On the other hand, I'm a little hesitant to switch away from the sysfs_pwm crate because I really like that it's somewhat platform-agnostic. The Odroid-C4 uses an Amlogic S905X3 SoC, but if at some point they discontinue it or a different board gets released with a chipset that also has 4+ hardware PWM, it should ("should" is dangerous, I know) be really easy to port this code over. My understanding (and I could be wrong, so please correct me if so!) is that Broadcom isn't always exactly forthcoming about their chip details, so RPi-specific solutions comparatively often end up being quite a bit tailored to those boards in particular.

braincore commented 3 years ago

Yup, flight controller is completely written in Rust (couple years old). Gosh, it's on GitHub as private, and I always thought I'd spend the time to dress it up for release, but never got around to it. I'll just set it to public anyway in the next couple of days so you can check it out.

I tested several boards (BeagleBoard, FriendlyElec, ...) but ultimately came back to RPi because its ubiquity means that:

  1. Others have hit the problems you will and solved them. This spans kernel issues, distro issues, compiler issues, dependency issues, and also hardware (cpu features, power issues, expansions).
  2. The project is more accessible to others because RPi is the runaway winner in the space.

If I were doing this today, I'd investigate the RPi 4 compute module (I built off of the RPi 3B+), using the RPi Pico as a microcontroller companion, and the NVIDIA Jetson. I'd also be excited to use the new camera, because the old one was terrible. Too bad the state of the GPU on the RPi is so poor.

The PWM interface is simple enough that I wouldn't worry about platform-agnosticism.

quietlychris commented 3 years ago

Okay, awesome! Yeah, definitely interested in taking a look :) Honestly, I spent a fair amount of time a couple years ago playing around with an RPi4, and didn't really find it worth the effort. It seems like it was great for certain projects, but then even tasks like getting an I2C connection working reliably (I think there was a bug around clock-stretching) ended turning into multi-hours affairs while experimenting with config files. It's totally possible that things have changed in the meanwhile, though, maybe I should take another look.

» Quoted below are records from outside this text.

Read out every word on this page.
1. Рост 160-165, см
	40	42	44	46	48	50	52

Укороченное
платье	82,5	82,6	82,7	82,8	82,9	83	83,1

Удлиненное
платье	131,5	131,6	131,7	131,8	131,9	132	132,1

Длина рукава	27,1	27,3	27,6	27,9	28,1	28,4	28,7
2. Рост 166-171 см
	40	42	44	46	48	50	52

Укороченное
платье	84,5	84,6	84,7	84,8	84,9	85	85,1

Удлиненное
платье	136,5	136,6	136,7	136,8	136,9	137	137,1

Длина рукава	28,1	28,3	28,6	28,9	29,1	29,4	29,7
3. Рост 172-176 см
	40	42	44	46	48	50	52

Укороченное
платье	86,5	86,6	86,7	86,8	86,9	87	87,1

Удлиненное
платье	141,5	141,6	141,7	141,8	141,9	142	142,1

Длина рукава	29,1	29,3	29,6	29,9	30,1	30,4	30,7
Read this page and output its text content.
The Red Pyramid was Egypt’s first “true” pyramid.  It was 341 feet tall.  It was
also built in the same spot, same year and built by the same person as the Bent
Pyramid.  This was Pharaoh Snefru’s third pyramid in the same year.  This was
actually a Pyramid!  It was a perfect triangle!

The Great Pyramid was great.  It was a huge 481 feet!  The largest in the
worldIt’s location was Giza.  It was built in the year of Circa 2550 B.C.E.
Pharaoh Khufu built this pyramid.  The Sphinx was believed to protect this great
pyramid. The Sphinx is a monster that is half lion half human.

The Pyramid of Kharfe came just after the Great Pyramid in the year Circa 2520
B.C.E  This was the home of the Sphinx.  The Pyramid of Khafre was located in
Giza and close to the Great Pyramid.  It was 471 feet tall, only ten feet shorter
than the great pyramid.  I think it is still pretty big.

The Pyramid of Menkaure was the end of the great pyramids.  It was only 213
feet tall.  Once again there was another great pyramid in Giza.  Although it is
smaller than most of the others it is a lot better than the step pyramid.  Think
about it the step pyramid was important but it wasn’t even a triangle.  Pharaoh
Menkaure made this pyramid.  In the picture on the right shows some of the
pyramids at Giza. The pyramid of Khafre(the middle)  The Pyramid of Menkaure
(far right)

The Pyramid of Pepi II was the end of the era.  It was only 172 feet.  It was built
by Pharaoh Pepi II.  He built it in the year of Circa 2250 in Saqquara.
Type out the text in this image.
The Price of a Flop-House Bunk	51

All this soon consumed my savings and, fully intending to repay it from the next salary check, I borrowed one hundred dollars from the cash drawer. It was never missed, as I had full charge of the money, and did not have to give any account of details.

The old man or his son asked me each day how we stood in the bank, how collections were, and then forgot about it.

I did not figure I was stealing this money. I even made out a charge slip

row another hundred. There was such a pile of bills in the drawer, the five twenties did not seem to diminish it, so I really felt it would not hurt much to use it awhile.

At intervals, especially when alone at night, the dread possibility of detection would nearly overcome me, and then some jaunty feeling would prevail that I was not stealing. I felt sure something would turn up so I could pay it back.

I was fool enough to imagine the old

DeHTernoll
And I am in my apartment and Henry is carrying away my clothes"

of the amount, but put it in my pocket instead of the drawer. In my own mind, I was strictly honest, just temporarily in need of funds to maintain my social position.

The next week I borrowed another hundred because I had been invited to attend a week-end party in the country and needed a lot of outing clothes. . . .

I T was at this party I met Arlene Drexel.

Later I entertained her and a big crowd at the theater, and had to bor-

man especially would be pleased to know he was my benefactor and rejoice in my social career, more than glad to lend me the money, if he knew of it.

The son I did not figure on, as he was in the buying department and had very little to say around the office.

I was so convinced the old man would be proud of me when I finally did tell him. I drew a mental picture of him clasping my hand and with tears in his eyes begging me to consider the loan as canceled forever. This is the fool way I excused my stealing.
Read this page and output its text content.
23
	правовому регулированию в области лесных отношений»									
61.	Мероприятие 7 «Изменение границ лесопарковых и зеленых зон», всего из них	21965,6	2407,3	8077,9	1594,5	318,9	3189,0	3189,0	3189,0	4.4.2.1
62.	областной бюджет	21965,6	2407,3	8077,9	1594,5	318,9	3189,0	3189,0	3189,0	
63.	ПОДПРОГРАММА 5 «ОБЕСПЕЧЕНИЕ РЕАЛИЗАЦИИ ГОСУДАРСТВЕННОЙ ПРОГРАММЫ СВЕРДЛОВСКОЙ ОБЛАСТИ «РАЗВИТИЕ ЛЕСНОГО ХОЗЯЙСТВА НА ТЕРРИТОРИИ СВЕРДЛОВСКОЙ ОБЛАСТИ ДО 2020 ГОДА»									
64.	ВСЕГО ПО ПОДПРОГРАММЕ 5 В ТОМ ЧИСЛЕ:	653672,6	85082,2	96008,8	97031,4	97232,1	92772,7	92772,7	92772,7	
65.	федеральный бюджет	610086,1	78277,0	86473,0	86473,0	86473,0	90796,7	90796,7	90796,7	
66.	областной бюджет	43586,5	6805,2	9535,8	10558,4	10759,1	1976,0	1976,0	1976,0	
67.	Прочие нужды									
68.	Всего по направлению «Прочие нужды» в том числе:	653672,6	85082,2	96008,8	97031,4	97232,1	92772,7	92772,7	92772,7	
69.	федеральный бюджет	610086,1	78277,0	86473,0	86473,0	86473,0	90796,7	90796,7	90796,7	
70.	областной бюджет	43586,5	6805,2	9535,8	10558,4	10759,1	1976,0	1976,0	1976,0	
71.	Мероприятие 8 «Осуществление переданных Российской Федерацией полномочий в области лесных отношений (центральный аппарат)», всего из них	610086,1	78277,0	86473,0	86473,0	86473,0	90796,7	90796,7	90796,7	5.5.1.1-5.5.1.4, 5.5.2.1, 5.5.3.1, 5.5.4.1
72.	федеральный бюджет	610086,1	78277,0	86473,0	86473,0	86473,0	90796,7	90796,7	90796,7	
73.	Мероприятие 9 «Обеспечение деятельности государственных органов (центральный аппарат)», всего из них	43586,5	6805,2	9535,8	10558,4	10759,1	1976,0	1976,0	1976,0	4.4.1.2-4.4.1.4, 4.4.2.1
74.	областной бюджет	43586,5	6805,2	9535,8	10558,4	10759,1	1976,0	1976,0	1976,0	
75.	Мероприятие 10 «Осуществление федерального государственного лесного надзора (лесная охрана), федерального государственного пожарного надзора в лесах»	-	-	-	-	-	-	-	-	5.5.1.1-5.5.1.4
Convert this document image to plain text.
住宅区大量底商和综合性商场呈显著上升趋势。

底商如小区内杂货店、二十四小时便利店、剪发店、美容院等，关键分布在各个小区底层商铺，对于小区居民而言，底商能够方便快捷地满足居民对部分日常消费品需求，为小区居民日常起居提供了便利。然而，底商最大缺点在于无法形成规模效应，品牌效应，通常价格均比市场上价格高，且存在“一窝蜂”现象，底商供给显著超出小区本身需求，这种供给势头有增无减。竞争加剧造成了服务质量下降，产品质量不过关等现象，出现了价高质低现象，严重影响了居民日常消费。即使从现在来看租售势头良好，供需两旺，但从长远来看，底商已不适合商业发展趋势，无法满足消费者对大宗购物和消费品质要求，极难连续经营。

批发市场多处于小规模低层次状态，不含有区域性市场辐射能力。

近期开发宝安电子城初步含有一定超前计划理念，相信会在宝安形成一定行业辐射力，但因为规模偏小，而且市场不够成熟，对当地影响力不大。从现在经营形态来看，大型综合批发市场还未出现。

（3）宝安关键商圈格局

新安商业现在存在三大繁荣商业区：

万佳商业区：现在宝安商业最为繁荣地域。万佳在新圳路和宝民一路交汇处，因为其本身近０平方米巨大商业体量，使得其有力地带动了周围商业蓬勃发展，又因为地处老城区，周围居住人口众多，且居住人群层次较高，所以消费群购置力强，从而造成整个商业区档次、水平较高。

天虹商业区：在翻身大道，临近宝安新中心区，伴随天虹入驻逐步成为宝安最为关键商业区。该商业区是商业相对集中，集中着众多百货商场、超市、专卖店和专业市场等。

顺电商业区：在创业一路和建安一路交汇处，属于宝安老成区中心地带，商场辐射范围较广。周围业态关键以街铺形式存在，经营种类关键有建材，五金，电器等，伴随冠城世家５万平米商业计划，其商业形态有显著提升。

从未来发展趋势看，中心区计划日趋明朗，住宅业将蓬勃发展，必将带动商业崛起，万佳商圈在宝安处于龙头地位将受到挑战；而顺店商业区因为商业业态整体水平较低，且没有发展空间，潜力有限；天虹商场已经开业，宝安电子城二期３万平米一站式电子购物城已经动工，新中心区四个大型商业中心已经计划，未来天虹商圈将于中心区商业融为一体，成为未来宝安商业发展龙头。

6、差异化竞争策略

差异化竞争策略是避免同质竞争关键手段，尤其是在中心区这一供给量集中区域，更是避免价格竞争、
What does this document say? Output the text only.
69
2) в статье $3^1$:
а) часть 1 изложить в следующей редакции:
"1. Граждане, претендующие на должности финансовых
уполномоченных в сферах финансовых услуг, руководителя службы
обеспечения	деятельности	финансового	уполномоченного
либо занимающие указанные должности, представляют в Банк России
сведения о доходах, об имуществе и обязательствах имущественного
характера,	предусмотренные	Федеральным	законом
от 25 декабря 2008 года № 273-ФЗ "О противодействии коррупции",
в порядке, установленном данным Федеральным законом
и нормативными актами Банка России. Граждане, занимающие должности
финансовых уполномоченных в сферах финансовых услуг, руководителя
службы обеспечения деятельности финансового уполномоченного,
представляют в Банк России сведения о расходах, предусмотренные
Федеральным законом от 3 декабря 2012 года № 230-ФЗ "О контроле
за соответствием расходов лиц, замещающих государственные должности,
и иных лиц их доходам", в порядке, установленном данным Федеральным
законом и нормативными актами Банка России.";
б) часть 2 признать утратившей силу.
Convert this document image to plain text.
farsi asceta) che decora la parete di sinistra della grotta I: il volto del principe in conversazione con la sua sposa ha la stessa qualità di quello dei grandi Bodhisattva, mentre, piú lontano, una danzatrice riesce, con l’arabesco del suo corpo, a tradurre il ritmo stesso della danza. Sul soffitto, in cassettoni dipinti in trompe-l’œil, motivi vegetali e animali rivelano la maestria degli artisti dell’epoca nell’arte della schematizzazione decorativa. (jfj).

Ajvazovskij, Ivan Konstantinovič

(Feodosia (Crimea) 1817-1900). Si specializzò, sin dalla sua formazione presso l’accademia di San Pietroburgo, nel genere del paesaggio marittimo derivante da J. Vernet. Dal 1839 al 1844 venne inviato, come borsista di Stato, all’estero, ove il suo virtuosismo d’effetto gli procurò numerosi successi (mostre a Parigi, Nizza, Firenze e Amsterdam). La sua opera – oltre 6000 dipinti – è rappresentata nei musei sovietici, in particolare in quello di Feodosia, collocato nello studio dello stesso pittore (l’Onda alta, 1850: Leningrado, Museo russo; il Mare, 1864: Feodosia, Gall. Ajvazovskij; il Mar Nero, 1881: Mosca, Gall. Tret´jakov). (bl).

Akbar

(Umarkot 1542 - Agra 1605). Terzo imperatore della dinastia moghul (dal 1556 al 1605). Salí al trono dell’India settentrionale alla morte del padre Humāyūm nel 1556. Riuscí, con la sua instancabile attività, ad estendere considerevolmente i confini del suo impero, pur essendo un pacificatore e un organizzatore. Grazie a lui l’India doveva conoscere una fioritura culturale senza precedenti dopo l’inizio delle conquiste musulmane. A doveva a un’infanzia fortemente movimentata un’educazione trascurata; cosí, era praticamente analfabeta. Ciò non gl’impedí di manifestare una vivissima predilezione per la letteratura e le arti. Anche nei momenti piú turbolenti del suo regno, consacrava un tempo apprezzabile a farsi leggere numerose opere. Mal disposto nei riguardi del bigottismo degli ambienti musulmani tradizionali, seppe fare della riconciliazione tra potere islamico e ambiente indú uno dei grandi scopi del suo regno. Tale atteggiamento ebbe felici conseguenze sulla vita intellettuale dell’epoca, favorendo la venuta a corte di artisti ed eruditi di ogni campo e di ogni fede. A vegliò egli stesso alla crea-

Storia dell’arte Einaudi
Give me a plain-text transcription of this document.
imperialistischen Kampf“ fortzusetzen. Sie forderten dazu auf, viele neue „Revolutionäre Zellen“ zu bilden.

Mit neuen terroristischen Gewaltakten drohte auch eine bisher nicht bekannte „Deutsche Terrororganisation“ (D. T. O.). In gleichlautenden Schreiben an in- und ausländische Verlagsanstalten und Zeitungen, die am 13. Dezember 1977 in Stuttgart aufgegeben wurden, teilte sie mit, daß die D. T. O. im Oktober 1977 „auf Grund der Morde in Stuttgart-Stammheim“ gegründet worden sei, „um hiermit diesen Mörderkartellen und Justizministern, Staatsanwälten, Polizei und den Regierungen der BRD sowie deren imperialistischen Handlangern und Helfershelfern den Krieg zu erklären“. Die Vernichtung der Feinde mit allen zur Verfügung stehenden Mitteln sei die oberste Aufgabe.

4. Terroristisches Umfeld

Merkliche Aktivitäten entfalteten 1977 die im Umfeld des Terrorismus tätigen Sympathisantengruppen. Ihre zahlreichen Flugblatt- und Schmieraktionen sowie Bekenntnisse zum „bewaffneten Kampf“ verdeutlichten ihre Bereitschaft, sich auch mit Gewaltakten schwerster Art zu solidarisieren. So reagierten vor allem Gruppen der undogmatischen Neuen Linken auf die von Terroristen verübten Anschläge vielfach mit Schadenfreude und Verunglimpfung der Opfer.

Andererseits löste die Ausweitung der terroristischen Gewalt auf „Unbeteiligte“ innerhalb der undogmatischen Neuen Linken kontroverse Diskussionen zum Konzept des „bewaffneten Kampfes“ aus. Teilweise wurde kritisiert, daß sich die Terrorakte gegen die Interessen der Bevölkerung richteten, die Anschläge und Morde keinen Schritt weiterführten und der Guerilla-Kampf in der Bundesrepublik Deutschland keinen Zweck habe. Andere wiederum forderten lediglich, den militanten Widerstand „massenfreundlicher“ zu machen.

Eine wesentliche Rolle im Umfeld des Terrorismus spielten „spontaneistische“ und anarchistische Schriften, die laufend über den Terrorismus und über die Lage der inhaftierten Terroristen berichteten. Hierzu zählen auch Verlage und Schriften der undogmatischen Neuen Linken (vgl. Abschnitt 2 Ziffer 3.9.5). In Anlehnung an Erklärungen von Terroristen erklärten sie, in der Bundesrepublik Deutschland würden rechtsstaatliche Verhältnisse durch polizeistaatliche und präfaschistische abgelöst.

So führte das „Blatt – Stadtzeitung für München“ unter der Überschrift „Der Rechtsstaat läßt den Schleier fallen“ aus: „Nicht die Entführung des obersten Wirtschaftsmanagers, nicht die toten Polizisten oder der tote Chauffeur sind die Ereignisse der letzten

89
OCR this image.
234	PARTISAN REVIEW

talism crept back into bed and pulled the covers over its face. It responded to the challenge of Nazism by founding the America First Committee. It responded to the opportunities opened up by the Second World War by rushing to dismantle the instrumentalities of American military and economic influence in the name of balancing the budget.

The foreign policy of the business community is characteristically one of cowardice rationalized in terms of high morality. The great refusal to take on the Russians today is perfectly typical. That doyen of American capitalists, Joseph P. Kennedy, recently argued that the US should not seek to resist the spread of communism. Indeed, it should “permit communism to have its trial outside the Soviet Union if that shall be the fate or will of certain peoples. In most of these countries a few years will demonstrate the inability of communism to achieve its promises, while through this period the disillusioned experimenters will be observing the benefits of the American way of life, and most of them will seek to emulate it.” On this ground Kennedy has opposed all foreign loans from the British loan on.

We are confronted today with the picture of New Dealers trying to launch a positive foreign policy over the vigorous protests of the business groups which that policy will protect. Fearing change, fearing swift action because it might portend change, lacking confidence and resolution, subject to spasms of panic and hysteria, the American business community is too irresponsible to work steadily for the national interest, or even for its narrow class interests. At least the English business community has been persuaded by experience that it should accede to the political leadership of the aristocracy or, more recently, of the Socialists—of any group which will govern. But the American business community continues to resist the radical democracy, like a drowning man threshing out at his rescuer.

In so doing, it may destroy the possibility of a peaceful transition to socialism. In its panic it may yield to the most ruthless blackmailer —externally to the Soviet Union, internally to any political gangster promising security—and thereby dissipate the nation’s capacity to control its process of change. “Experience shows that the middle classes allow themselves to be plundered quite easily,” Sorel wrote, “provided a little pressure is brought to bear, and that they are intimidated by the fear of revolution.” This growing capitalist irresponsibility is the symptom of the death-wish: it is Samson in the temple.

The Jetson Nano is something I've spent some time working on for computer vision (the Stereolabs ZED camera uses CUDA under the hood, making the Jetson series really the only game in town), but haven't really spent much time on accessing anything that's not over a USB connection. IIRC correctly, I believe that Armbian is getting pretty close to supporting a build for it, so that could be a possibility.

I think I'm personally going to be sticking to sysfs_pwm for now, but may look into using other GPIO pins eventually, potentially as something that could be enabled as a feature flag.